Waste glass powder as a partial replacement of binder in improving the performance of cemented paste backfill

This study investigates the potential of Waste Glass Powder (WGP) as a sustainable replacement material in Cemented Paste Backfill (CPB) for metal mining operations. The primary objective is to explore WGP's capacity to reduce operational costs and environmental impacts associated with CPB, particularly by addressing the significant cement consumption that drives up costs. The research focuses on evaluating WGP as a cost-effective binder, examining its effects when partially replacing cement in CPB with three average particle sizes: 75 µm, 90 µm, and 125 µm. Laboratory tests were conducted on CPB samples incorporating varying WGP dosages of 10%, 20%, 30%, and 40% by weight of cement. The performance of these samples was assessed through a series of tests, including X-ray fluorescence (XRF), moisture content analysis, rheology testing, and mechanical testing. These tests aimed to evaluate the influence of WGP particle size on pozzolanic activity, compressive strength, and overall stability of the CPB. The results demonstrate that partial replacement of cement with WGP can significantly enhance CPB performance. Notably, the particle size of WGP plays a significant role in influencing pozzolanic activity, compressive strength, and mitigating expansion due to alkali-silica reactions (ASR).
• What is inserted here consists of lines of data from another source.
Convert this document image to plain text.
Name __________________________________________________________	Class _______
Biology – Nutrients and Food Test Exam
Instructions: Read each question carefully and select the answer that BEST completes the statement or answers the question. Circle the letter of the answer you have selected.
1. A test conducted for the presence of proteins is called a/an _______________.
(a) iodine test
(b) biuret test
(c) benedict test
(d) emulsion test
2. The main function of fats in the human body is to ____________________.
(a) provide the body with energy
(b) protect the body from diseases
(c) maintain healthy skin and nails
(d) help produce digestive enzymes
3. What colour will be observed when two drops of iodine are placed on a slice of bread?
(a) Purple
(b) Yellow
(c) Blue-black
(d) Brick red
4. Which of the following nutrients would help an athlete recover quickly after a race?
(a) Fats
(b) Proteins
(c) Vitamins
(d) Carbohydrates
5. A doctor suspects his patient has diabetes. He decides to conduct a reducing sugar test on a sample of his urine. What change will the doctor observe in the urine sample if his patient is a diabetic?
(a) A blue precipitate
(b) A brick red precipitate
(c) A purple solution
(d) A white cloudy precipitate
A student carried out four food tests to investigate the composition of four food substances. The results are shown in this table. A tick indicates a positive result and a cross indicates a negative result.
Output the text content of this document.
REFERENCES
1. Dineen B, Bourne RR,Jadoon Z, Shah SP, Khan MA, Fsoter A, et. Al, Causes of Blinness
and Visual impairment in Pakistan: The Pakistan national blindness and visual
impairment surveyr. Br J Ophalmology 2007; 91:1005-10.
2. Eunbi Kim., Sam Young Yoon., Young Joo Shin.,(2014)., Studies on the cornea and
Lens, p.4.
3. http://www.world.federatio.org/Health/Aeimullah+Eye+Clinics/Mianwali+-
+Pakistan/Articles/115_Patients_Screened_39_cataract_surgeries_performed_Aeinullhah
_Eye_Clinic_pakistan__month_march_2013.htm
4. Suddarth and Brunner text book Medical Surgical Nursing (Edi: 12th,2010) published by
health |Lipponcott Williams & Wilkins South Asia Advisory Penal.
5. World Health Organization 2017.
XRF analysis revealed a high silica content of approximately 76.4% in the WGP, further supporting its reactivity. For instance, at a 10% WGP dosage with a particle size of 125 µm and a curing age of 28 days, the compressive strength of CPB samples increased by an average of 13.8% compared to the reference sample. These findings highlight WGP's potential as a sustainable and cost-effective binder material for CPB in mining operations.